Refinancing in Lamorinda? Some Tips to Think About…

An article in today’s Wall Street Journal is providing the stimulus for today’s post, as well as some very recent and highly mixed interactions I’ve had with appraisers in the Lamorinda real estate market.   With so many people refinancing their existing loans, the potential pitfalls of the appraisal process becomes very relevant to the achievement of your objectives.

On a fundamental basis, there are wide swings in the competence levels of appraisers, and the lender has does not control who does the appraisal.

My list of appraisal imperatives:

1.  Screen the appraiser when he/she calls for the appointment.  Make sure the appraiser is LOCAL and EXPERIENCED in doing Lamorinda real estate appraisals.  Even though the lender may think that a San Jose, Fremont, or Vacaville-based appraiser is “local”, they are not and they won’t be competent in our market.  If the appraiser does not meet this initial criteria, do not allow them to start the appraisal.  Ask your lender to resubmit the appraisal order and insist on someone who is truly from this area.

2.  First impressions can make a difference.  Put your home in as close to “show” condition as you possibly can.  You want the appraiser to “like” your home and believe that it stands above the “average” home he/she sees in the community.  If it has obvious deferred maintenance, weeds over-grown in the yard, and the rooms are overflowing with 20+ years of accumulated junk piles — your appraisal will reflect this.

3.  Sell your improvements.  If you don’t tell the appraiser what you’ve invested in your home’s improvements, they’ll never know about them.  This is not to suggest that you’ll see a return on all of your investments in improvements, but the knowledge of them can help to make your home standout, and may tip the scale in your favor during the final determination of value.

4.  Help your appraiser with the “comps”.  Appraisers are required to find “like” properties, ideally sold within the last 90 days and within a 1 mile radius of your home.  It always helps to go online and to pull sales data on homes that meet this criteria.  Even though Zillow’s “Zestimate” of value has little grounding in reality for homes in Lamorinda, the site does allow you to search public records for the needed comp info.  Consumers can utilize a wide variety of other real estate sites to find this information, too.  Since appraisers almost never see the interiors of the “comps”, any personal knowledge you may have about these properties should be shared IF it helps support a higher valuation for your home.

5.  Rigorously scrutinize the final appraisal.  Do not assume that the appraiser accurately completed the appraisal.  Last year, I had an appraiser almost cost a client $50,000 in a contract renegotiation when the appraisal came in that far under the price agreed upon between buyer/seller in the purchase agreement.  The appraisal had been subjected to two levels of underwriting review, but no one caught the computational error that I found when I reviewed the appraiser’s work.  As it turned out, the appraisal should have come in OVER the contract purchase price, NOT under it.  The appraisal was corrected and the transaction proceeded to a successful close.

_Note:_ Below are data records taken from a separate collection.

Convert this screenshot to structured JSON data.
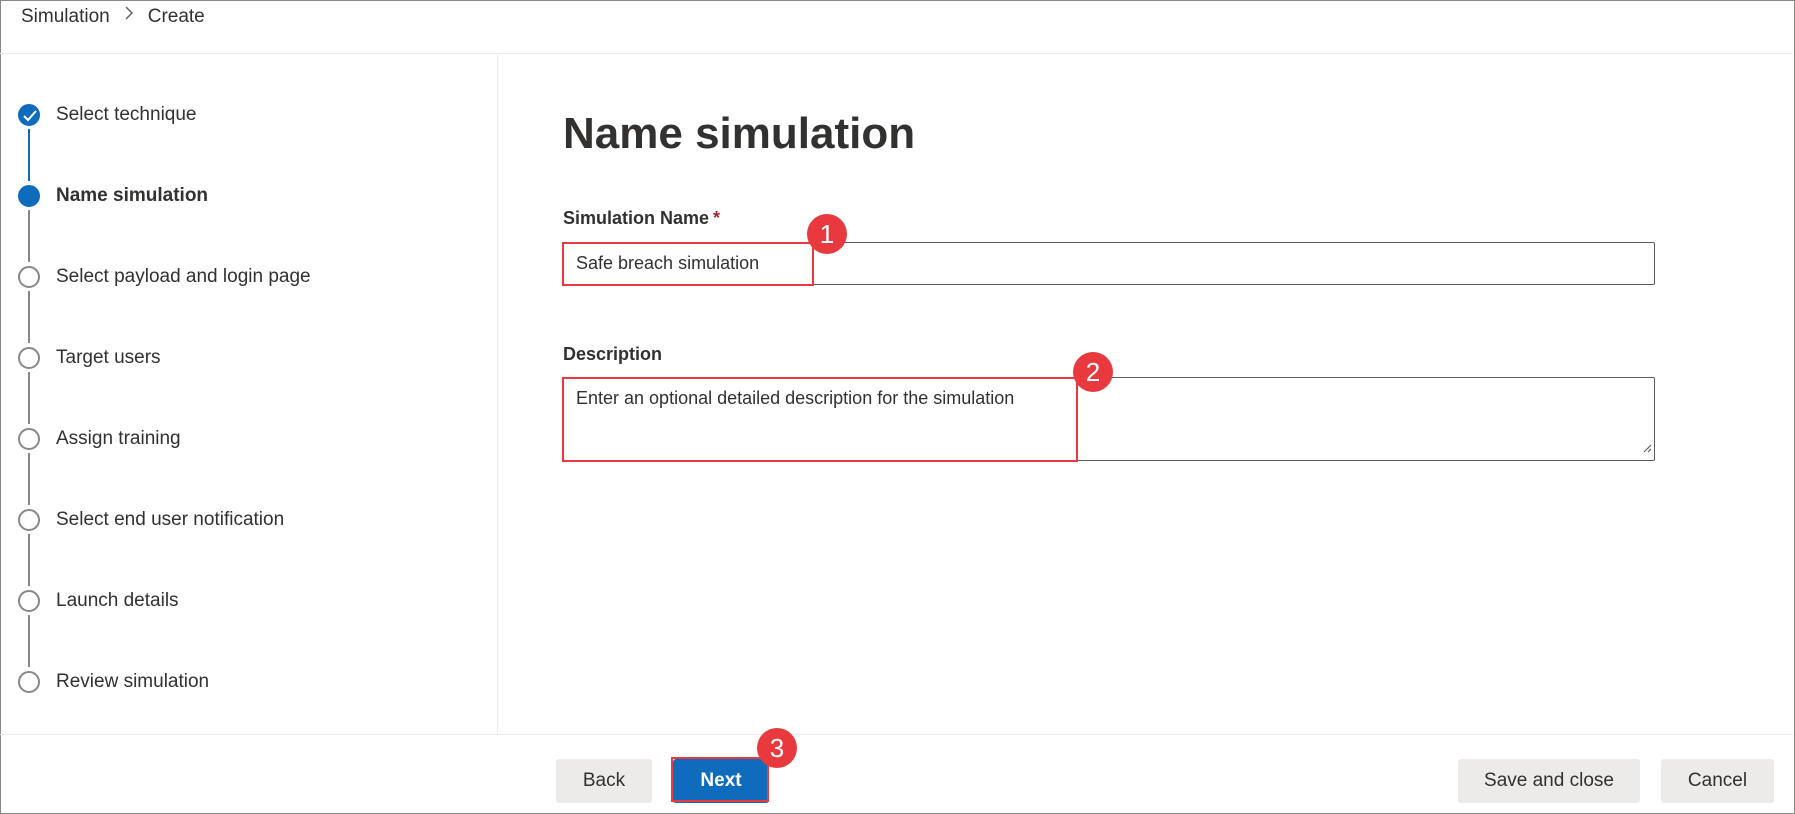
{
  "breadcrumb": {
    "items": [
      "Simulation",
      "Create"
    ]
  },
  "stepper": {
    "steps": [
      {
        "label": "Select technique",
        "state": "done"
      },
      {
        "label": "Name simulation",
        "state": "current"
      },
      {
        "label": "Select payload and login page",
        "state": "pending"
      },
      {
        "label": "Target users",
        "state": "pending"
      },
      {
        "label": "Assign training",
        "state": "pending"
      },
      {
        "label": "Select end user notification",
        "state": "pending"
      },
      {
        "label": "Launch details",
        "state": "pending"
      },
      {
        "label": "Review simulation",
        "state": "pending"
      }
    ]
  },
  "form": {
    "title": "Name simulation",
    "name_label": "Simulation Name",
    "required_marker": "*",
    "name_value": "Safe breach simulation",
    "description_label": "Description",
    "description_placeholder": "Enter an optional detailed description for the simulation"
  },
  "annotations": [
    "1",
    "2",
    "3"
  ],
  "footer": {
    "back_label": "Back",
    "next_label": "Next",
    "save_label": "Save and close",
    "cancel_label": "Cancel"
  },
  "colors": {
    "accent": "#0f6cbd",
    "annotation": "#e8393f",
    "required": "#a4262c"
  },
  "icons": {
    "breadcrumb_separator": "chevron-right-icon",
    "step_done": "checkmark-icon"
  }
}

Last month, a “local” appraiser was sent from Concord to appraise a client’s Lafayette property.  The appraiser passed the initial screening, and we provided him with a detailed set of comps, including written explanations of each property.  The appraiser ignored our comps, and decided to go OUTSIDE the Lafayette School District for two of his six comps, and then threw in two bank foreclosure properties for good measure.  No valuation adjustments were made for these factors.

The appraisal was absurdly completed and came in $100K under the purchase contract value.  I ended up spending hours writing a detailed rebuttal to the appraisal which ultimately helped set it aside, allowing the transaction to eventually close at the contracted purchase price.  It was an incredibly frustrating experience that could have potentially caused a client to lose their buyer or up to $100K in their sales price.

In the final analysis, it’s important to be your own advocate in the process.  Never assume that the appraiser will see the value in your home, nor accurately complete a competent appraisal.  A set of watchful eyes on the process is imperative.